I have recently been trying to understand the concept of being present. I think I am finding slightly difficult to grasp and certainly don’t feel that it is always beneficial. However, on occasions I begin to think that it a very profound and helpful idea! Is there a danger of us losing sight of the future or not remembering and learning from the past if we stay ‘present’? Certainly the feeling or being present is great… but is it actually beneficial in terms of day to day activities…? It just seems that being in a strong state of presence can be harmful to one’s goals or purpose…. Wasn’t it Sou Yen Shaku – the first Zen teacher to come to America who said – ‘do not regret the past, look to the future’…this seems to contradict the idea of being ‘present’… Anything you have to say is much appreciated – as usual!
This seems to be confusing to many people. You often hear the phrase “Be Here, Now,” and that’s usually a reminder to keep your mind on the present moment and focus on the now, as opposed to worrying about the past or future. We often move through our days more or less on “auto-pilot,” doing routine things without paying much attention. Do you remember putting on your socks this morning? Do you remember the first sip of coffee/tea/whatever you had today? How about the physical sensations of putting your key in the ignition and starting your car? Some of us do these things day in, day out, and give absolutely 0% conscious thought to those things.
Where is our mind when we do these routine “no-brainer” activities? Usually wandering around in the future, working out what we’ll be having for breakfast tomorrow or about that conversation with the boss later this afternoon. Or perhaps reliving the past, thinking about what you should have said to that jerk in the subway yesterday. Or maybe you’re just off in a complete fantasy, thinking about last night’s episode of LOST. The problem is that you aren’t paying any attention to the now.
It’s perfectly OK to make plans and have hopes and expectations for the future. The future is going to become the present eventually, and we all like to be prepared for that when it happens. The trick is not to get attached to those hopes and plans, and not to move through the present while on “auto-pilot.” You have no control over the past at all, and only a little control over the future. On the other hand, your present is entirely yours.

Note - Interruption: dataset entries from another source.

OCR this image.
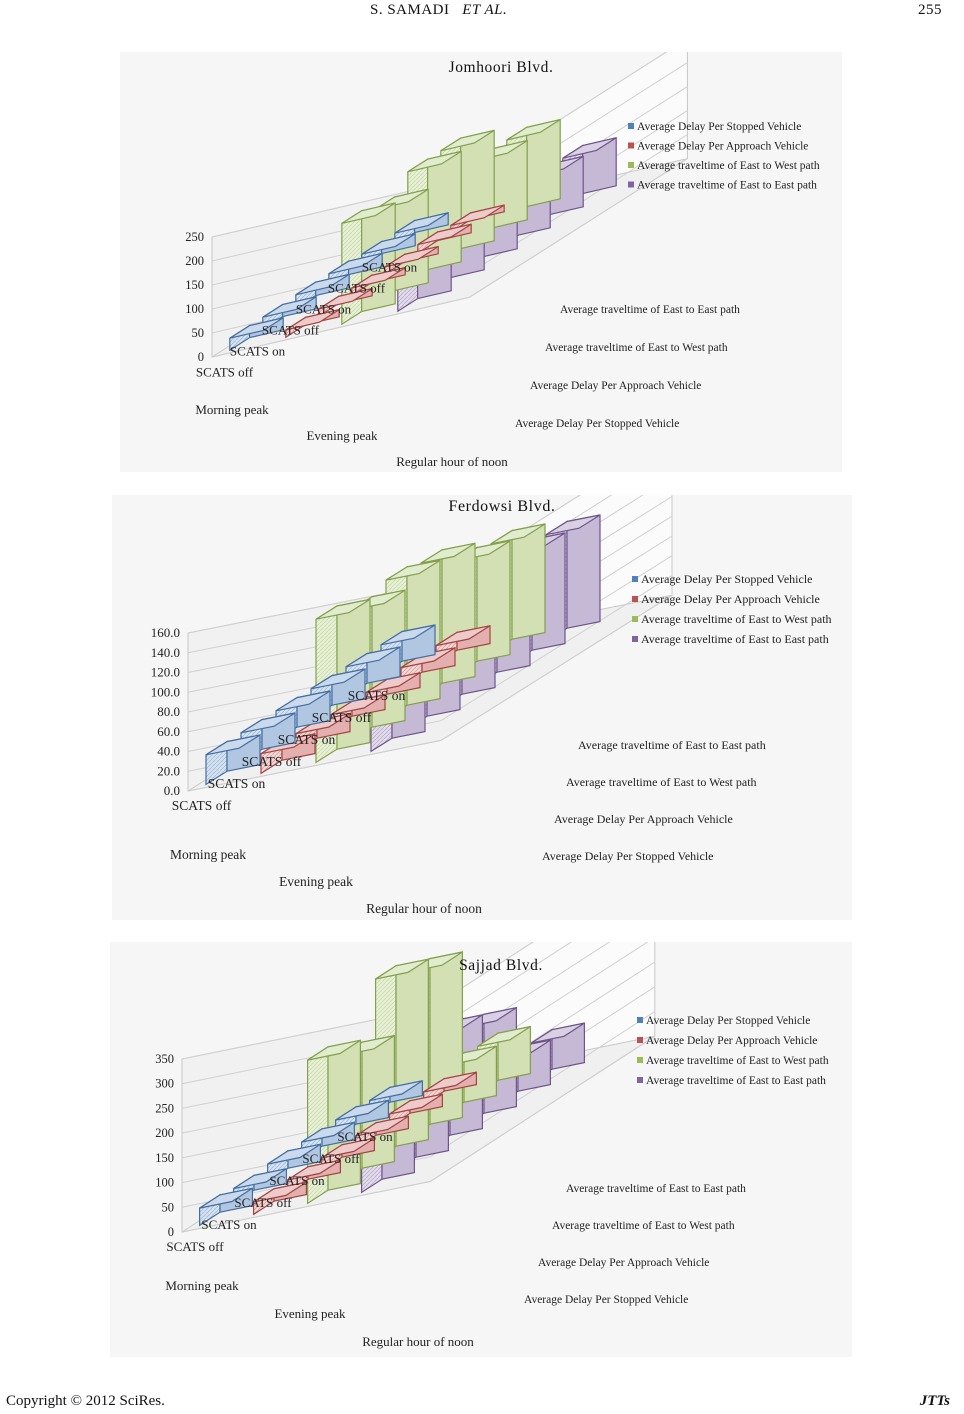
S. SAMADI ET AL.	255
0
50
100
150
200
250
SCATS off
SCATS on
SCATS off
SCATS on
SCATS off
SCATS on
Morning peak
Evening peak
Regular hour of noon
Average Delay Per Stopped Vehicle
Average Delay Per Approach Vehicle
Average traveltime of East to West path
Average traveltime of East to East path
Average Delay Per Stopped Vehicle
Average Delay Per Approach Vehicle
Average traveltime of East to West path
Average traveltime of East to East path
Jomhoori Blvd.
0.0
20.0
40.0
60.0
80.0
100.0
120.0
140.0
160.0
SCATS off
SCATS on
SCATS off
SCATS on
SCATS off
SCATS on
Morning peak
Evening peak
Regular hour of noon
Average Delay Per Stopped Vehicle
Average Delay Per Approach Vehicle
Average traveltime of East to West path
Average traveltime of East to East path
Average Delay Per Stopped Vehicle
Average Delay Per Approach Vehicle
Average traveltime of East to West path
Average traveltime of East to East path
Ferdowsi Blvd.
0
50
100
150
200
250
300
350
SCATS off
SCATS on
SCATS off
SCATS on
SCATS off
SCATS on
Morning peak
Evening peak
Regular hour of noon
Average Delay Per Stopped Vehicle
Average Delay Per Approach Vehicle
Average traveltime of East to West path
Average traveltime of East to East path
Average Delay Per Stopped Vehicle
Average Delay Per Approach Vehicle
Average traveltime of East to West path
Average traveltime of East to East path
Sajjad Blvd.
Copyright © 2012 SciRes.	JTTs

Right now you’re probably sitting in a chair reading your computer screen or a printout with these words on it. Some of you are listening to my voice on an MP3 player while you are doing something else. Are you paying any attention to the background noise in the room you are sitting in? Can you hear birds or cars or music or children playing? Are there any smells in the room? Is your chair perfectly comfortable or does a part of it painfully poke you somewhere? Were you aware or midful of these things before I mentioned them? Being in the present means really experiencing the present, as much of it as we can at any time.
When we are meditating, it’s common to get yourself to the point where you feel your attachment to everything around you (“one with everything”). That’s great if you can do it in a silent, meditative posture, but can you do it right now without stopping what you are doing? This idea of being in the present is one reason Zen monks (and probably others) work so hard. It’s just as valuable for them to be outside working in a garden or washing dishes as it is to sit in zazen. Experiencing life in the present is a big step toward realizing your oneness with everything around you.
It’s easy to do when you give it active thought, but it’s so easy to get lost in day-to-day life that it becomes a real challenge to stick with it. Try not to fly through life on autopilot.